Pirates. That’s never a bad thing. To read about, at least.
Faye Longchamp is facing the challenge of a lifetime: she has been contracted to survey archaeological sites along the mouth of the Mississippi which are in imminent danger from the oil pouring from the Deep Horizon site. She and her husband both have extreme reservations about their tiny fledgling company’s ability to manage the massive project, but Faye is determined: she knows that turning this down or, worse, failing would be a death blow to her business.
Added to the pressure of the job – and the stress of the reason for the job, the tide of oil that is heading in to coat not only her beloved Louisiana coast but also the island she inherited, Joyeuse – is the constant requirement of care for her one-year-old son Michael. When Olympe, Michael’s nanny (also a mamba, or, in the vernacular, voodoo priestess), is injured, Faye turns for help to a sixteen-year-old girl living on the nearby houseboat with her grandmother (also a voodoo priestess, which causes sparks to fly when she and Olympe meet). Faye and Amande quickly form a bond, as the girl has a passion for finding old things herself.

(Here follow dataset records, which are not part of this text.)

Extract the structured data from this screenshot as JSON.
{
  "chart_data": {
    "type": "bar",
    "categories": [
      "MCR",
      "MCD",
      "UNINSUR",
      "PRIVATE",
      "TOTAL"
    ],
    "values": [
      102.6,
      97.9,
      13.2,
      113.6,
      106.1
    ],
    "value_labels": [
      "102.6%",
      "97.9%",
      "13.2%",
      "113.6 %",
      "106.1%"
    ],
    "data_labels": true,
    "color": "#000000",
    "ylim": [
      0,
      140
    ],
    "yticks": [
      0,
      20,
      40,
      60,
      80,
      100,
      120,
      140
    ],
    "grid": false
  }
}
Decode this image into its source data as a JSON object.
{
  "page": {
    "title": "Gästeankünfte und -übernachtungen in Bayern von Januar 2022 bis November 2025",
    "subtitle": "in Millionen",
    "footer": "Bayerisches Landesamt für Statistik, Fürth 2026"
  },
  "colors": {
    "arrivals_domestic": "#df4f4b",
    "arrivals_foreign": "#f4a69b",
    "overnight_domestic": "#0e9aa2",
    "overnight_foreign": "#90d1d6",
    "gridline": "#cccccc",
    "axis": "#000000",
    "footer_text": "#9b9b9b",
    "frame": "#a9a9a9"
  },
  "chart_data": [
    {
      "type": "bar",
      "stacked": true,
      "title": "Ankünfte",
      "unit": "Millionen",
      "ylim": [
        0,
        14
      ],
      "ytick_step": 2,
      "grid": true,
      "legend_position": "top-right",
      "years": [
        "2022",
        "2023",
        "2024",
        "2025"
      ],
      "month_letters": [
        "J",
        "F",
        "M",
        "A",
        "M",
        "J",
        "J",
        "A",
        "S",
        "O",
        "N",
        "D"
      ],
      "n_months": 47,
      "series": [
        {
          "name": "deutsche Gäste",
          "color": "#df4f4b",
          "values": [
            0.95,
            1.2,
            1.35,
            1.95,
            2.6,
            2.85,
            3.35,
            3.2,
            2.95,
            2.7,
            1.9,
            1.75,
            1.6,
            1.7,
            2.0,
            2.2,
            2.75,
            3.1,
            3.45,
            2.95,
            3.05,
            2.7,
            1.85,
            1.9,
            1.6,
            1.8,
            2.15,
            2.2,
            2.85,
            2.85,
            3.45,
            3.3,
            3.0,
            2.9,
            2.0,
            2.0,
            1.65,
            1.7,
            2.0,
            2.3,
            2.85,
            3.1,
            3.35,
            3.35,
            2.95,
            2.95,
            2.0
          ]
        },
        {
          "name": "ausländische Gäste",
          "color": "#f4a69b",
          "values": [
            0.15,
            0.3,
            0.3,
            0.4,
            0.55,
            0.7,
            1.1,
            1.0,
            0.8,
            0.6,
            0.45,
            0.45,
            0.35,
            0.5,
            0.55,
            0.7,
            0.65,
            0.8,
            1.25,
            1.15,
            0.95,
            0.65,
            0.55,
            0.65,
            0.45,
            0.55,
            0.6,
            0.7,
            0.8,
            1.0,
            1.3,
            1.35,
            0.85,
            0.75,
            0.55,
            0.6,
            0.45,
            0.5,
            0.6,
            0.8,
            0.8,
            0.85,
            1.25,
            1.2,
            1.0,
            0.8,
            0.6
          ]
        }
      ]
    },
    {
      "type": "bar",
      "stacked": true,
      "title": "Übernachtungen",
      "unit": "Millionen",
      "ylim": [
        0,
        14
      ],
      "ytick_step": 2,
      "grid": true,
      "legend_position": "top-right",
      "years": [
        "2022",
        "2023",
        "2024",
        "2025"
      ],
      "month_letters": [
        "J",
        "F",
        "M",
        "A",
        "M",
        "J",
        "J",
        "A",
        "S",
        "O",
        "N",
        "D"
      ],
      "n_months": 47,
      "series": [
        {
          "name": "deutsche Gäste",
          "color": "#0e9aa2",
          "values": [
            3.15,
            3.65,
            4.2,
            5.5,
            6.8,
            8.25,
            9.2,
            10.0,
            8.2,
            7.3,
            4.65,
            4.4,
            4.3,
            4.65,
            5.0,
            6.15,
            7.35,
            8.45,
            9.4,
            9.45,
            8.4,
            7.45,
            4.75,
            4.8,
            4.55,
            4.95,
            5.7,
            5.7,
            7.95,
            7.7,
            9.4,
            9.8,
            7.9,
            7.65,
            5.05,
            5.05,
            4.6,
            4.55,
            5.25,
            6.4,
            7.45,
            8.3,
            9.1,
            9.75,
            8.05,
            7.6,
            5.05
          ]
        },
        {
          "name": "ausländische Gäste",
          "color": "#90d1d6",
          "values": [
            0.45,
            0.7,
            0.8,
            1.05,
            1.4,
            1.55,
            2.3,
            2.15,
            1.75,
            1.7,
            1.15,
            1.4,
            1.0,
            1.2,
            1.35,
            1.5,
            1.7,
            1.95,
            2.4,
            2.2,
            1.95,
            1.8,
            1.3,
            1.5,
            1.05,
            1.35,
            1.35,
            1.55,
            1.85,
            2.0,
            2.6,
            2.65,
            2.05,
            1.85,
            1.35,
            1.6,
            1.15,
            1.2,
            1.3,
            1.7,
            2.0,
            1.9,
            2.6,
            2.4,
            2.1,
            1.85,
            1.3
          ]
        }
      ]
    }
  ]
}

Then, on top of everything, Amande finds the body of her uncle floating by the houseboat. After which, in quick succession, she has to face the additional deaths of her grandmother – the only stable point in her life – and of the mother she never knew, while another uncle and aunt and her mother’s husband circle in like sharks trying to figure out how best to seize the biggest piece of her pitiful inheritance for themselves. Police investigate, social workers try to figure out not what’s best – that’s obvious – but how to legally achieve it, and Faye and Joe fight to keep all of their bases covered, while a young man dives for treasure, and the oil keeps coming closer.
I loved the way this story was told, through Faye’s first-person point of view intercut now and then with first-person never-to-be-released podcasts by the teenaged girl the mystery revolves around, Amande. It’s a clever way to inject the piratical history of the place, the buccaneering background, while also giving an intimate look at the wrecked emotional landscape of a wounded teenaged girl. It helped a great deal that I liked Faye, a lot. She’s a lovely, well-built character, who gives every indication that of course she has a life outside – before, after, and during – the story being told. All of the characters do, whether it’s a story anyone would ever want to read about or not; Amande’s no-good awful relatives are all very busy people in their own sordid and unsavory ways.
Actually, for characters I despised, Amande’s uncle Tebo and aunt Didi are in an odd way admirable. As human beings, I’m glad they’re fictional – though, sadly, not far-fetched. As fictional characters, they were kind of great. Each in his own way has a life outside of the story. Each looks on surface like a cliché of selfish drunken awfulness – but neither fits the pigeonhole perfectly. Each came up with some surprises. They were still selfish and drunk and awful – but they avoided cliché.
There were a number of surprises in this book. Again, pigeonholes never quite fit – always a good thing. Faye is much closer to an actual human being than the vast majority of mystery heroines – she is a hard-working mother and wife, and she’s a heroine. I look forward to reading the earlier books and finding out more about her marriage – if her husband Joe wasn’t so well-rounded he’d be (again) a stereotypical Native American hunk. But he’s better than that. Amande was about as different from the usual fictional teenaged girl as it’s possible to be (she’d have to be, wouldn’t she?). The tone of the book, which I expected to be fairly Cozy, wasn’t: despite a non-sleuth main character, a happy marriage in the forefront, and kids front and center – all staples of the Cozy in my experience – this was much more grounded in reality and the grit and sand – and oil – of Faye’s work. Faye takes some actions which – to me sitting safe and dry reading about them – seem completely stupidly dangerous (another staple of cozy mysteries), but about which her reasoning makes sense: in the moment, given the circs, she had no choice.
The two things that surprised me the most, though, were that, though the killer seemed fairly clear from early on, the suspense never slackened – and that nobody was really safe in this story. There was always the sense that any one of these characters (except perhaps Faye, the narrator) might be the next murder victim. Particularly because this was the first book I’ve read by the author, I had no expectations of how Amande’s story would play out. I knew how I wanted it to go, and that seemed less and less likely as the pages (figuratively) turned.
This was the seventh book in its series, and I haven’t read any of the others (I will, though). It stood on its own very well … though … that makes me wonder, just a little, if this is one of those series in which the events of one book have little to no impact on the stories that follow. That is, what happens in Plunder will certainly affect the next book, and obviously Michael is something that happened in an earlier tale – but what I wonder is if the oil will still affect book #8, and such. I can’t wait to find out.
This was a Netgalley read, so thank you to them.